I was born in the 1960s and grew up in the north of England. When I was a teenager my family emigrated to South Africa. I completed my schooling there and after leaving school I began studying computer programming, dropped out and then worked as a stocks control clerk in a factory.
During these politically tumultuous years in South Africa, I wondered what to do with my life. I enjoyed writing and some of the fantasy and sci-fi stories I wrote were ultimately published in genre magazines. I also wrote a great deal of poetry (some of which was also published).
At the end of the 80s I became an art student and began to learn about the processes, history, creative practices and possibilities of photography. In 1990 I graduated with a distinction. In the same year I got a job as a photographer's assistant in Johannesburg and moved into a flat in the city with my wife. We lived in Jo'burg for just over a year before I was invited to teach photography as a part-timer at my alma mater. In 1991 my wife and I had our first child.
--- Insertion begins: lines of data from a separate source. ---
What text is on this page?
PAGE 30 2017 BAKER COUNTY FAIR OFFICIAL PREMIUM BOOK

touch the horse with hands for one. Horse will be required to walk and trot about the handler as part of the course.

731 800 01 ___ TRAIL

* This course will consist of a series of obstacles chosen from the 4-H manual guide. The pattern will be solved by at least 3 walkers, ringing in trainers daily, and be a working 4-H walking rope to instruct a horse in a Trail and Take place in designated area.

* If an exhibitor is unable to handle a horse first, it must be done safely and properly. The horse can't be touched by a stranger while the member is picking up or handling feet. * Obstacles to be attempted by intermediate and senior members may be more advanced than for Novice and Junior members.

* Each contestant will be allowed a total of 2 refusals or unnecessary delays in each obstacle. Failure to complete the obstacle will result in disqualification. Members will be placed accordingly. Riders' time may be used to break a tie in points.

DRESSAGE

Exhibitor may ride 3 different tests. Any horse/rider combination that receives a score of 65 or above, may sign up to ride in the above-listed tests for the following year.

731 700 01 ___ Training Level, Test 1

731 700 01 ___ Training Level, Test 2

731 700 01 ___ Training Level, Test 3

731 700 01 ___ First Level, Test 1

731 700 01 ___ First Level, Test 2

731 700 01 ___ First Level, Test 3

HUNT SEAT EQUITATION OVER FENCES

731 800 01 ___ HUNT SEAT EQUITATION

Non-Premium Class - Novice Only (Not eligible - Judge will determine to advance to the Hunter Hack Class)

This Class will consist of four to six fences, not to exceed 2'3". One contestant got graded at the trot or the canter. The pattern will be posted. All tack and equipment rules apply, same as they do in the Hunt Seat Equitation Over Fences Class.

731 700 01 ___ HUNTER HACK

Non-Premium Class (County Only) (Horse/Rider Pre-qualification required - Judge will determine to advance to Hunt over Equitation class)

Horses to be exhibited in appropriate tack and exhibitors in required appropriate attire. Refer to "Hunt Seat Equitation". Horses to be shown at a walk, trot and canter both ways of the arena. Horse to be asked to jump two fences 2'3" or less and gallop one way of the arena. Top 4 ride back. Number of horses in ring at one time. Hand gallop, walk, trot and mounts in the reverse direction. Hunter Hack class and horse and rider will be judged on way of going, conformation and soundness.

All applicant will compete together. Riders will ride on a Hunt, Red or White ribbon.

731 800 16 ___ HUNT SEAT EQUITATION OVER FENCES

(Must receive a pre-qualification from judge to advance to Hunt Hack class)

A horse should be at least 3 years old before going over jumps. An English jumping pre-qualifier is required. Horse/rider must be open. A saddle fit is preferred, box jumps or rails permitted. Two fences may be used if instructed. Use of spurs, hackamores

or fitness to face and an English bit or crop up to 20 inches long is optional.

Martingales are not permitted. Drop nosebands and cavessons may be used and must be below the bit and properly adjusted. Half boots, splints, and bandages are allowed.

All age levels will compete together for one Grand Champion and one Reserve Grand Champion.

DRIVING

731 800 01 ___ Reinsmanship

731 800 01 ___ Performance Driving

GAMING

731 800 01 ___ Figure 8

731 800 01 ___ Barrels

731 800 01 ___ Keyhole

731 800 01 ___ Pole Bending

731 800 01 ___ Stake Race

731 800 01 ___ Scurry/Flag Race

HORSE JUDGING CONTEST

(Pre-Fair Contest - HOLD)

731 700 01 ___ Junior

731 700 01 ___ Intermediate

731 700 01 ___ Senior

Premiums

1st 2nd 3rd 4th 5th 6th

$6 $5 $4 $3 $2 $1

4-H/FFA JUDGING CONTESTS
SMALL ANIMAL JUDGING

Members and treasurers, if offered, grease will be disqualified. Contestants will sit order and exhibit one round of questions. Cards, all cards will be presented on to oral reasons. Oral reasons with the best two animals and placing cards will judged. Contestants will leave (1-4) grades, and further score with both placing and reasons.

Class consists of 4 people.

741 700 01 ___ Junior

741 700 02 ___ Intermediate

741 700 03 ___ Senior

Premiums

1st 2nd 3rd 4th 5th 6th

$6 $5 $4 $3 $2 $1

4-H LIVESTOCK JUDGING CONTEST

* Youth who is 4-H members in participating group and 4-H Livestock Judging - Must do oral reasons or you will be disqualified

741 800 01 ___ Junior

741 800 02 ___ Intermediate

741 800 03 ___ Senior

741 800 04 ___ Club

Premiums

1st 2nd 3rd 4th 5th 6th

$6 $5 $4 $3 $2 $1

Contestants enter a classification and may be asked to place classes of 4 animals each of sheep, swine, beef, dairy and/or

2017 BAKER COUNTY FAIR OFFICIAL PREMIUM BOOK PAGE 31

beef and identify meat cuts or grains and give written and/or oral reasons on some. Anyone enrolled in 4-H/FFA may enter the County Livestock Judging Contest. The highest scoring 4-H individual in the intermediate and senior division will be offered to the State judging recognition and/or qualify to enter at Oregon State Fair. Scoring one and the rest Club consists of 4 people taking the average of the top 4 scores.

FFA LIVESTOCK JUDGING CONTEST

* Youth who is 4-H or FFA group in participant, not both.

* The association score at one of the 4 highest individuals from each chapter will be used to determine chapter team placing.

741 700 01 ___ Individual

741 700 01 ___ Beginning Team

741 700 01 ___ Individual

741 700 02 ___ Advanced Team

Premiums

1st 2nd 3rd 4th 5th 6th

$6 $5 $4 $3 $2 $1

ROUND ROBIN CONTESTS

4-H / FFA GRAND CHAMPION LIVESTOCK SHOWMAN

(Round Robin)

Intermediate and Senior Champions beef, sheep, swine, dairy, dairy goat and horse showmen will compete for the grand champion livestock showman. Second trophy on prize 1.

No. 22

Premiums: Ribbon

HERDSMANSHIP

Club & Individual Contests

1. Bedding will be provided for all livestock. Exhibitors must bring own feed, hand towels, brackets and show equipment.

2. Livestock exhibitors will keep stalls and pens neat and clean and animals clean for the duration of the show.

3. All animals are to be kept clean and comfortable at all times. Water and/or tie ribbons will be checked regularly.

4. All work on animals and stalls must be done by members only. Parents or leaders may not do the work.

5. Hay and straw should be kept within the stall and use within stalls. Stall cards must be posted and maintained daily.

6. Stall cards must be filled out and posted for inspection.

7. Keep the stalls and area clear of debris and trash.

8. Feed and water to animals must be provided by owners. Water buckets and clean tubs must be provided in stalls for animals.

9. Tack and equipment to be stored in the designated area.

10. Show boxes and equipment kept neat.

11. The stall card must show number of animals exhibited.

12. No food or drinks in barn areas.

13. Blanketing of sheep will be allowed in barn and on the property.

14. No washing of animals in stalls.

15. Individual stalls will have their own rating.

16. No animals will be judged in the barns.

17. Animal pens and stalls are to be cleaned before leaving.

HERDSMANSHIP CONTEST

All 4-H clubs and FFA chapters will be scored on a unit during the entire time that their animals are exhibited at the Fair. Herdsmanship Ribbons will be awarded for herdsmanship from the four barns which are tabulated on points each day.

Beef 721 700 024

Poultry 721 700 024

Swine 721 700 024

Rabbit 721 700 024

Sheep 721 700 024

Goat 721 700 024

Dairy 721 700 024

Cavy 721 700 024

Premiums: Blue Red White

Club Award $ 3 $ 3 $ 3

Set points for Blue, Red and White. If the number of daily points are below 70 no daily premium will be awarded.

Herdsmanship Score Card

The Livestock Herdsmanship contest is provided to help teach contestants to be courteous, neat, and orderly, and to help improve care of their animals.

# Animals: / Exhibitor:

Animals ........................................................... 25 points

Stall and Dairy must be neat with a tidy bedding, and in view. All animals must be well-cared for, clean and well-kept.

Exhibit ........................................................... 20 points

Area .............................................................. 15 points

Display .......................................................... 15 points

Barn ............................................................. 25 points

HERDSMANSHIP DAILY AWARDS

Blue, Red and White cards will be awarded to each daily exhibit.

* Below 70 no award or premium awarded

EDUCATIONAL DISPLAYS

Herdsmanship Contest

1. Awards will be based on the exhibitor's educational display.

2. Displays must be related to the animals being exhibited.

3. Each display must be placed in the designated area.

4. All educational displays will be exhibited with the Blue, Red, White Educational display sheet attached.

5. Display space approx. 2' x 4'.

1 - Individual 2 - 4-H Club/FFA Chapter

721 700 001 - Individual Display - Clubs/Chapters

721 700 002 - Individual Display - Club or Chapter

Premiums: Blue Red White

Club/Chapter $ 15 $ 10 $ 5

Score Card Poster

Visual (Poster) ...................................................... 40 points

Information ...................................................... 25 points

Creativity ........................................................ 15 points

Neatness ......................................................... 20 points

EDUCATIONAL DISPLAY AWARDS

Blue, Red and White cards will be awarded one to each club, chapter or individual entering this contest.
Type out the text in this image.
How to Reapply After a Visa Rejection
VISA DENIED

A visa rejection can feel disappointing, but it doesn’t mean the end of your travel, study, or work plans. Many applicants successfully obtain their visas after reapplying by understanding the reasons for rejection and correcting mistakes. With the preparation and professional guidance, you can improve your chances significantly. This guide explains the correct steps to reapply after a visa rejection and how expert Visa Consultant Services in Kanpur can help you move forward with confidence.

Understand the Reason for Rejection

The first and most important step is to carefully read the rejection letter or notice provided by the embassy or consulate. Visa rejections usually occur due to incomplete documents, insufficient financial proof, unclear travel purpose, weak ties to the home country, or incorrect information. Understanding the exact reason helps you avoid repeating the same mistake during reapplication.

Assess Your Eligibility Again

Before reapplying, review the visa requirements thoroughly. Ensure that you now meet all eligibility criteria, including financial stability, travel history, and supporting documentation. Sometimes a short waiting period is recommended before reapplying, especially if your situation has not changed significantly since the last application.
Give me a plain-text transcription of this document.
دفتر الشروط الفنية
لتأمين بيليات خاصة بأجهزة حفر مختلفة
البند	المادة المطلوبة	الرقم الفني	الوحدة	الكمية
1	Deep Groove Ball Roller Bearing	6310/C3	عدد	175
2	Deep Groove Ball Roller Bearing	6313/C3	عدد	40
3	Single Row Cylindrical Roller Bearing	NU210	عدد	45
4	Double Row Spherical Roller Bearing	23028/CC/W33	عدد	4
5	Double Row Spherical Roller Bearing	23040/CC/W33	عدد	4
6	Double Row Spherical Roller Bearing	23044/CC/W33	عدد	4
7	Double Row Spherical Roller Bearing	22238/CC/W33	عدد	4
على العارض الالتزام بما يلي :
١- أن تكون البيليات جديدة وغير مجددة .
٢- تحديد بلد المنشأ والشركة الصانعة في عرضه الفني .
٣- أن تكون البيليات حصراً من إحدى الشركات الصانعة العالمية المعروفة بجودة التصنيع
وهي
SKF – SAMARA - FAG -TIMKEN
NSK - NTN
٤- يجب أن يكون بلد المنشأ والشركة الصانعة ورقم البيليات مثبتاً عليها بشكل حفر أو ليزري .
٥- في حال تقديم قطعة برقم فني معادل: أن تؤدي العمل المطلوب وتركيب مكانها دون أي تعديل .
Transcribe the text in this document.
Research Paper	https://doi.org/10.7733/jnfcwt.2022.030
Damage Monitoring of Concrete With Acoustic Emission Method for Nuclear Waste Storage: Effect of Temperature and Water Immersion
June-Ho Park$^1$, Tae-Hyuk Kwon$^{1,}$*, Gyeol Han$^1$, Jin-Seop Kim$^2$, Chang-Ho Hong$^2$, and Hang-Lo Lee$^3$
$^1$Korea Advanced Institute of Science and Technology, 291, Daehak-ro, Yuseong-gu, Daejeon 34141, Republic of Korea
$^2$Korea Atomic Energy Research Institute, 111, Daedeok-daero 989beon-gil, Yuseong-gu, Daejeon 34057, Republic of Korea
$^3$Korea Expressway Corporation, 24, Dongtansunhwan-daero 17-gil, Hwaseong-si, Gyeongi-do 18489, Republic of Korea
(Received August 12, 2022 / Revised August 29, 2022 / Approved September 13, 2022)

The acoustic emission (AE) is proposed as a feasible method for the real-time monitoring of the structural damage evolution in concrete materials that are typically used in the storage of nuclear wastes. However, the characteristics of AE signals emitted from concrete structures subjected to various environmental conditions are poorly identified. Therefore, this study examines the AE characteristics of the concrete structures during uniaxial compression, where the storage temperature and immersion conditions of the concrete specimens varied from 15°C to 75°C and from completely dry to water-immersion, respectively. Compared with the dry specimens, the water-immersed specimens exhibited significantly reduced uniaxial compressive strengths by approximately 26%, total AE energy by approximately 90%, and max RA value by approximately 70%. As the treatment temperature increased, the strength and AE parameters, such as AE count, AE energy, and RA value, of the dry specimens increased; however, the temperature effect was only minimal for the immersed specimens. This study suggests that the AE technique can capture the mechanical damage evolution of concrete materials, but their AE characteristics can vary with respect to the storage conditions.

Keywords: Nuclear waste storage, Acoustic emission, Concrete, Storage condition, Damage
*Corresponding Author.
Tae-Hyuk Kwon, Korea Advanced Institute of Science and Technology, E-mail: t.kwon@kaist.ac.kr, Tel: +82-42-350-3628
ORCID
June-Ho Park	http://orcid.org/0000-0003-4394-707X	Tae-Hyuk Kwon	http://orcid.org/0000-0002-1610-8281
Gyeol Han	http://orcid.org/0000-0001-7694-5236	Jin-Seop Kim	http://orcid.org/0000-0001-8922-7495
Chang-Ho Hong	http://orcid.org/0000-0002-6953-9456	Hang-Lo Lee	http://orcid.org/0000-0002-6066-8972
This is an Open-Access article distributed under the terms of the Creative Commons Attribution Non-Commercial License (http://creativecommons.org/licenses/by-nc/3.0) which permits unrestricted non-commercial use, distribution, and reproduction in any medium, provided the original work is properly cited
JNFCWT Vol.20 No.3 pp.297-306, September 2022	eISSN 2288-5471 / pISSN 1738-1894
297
I worked as a teacher in London for two years in the mid 90s, then, in 1996 I was appointed Lecturer in Fine Art at the University of Wales, Aberystwyth. Returning to fiction was inspired by my return to ‘Albion’ and a reacquaintance with what was for me the deep mythic earth of my homeland. When I moved to west Wales my career took precedence for some time and I became more involved in establishing myself as a visual artist and exhibiting internationally.
As a result of my academic work, some years passed before I decided to revisit fiction.
As a reader, I have long been interested in a broad range of writing from fiction to fantasy/science fiction, apocalyptic and dystopian fiction. Writers of particular interest have been J. M. Coetzee (in particular his novel 'Life and Times of Michael K'), Alan Paton, Alan Garner, John Wyndham, Michael Moorcock, John Christopher, Ursula Le Guin, Robert Westall, H. P. Lovecraft, and Susan Cooper amongst many, many others.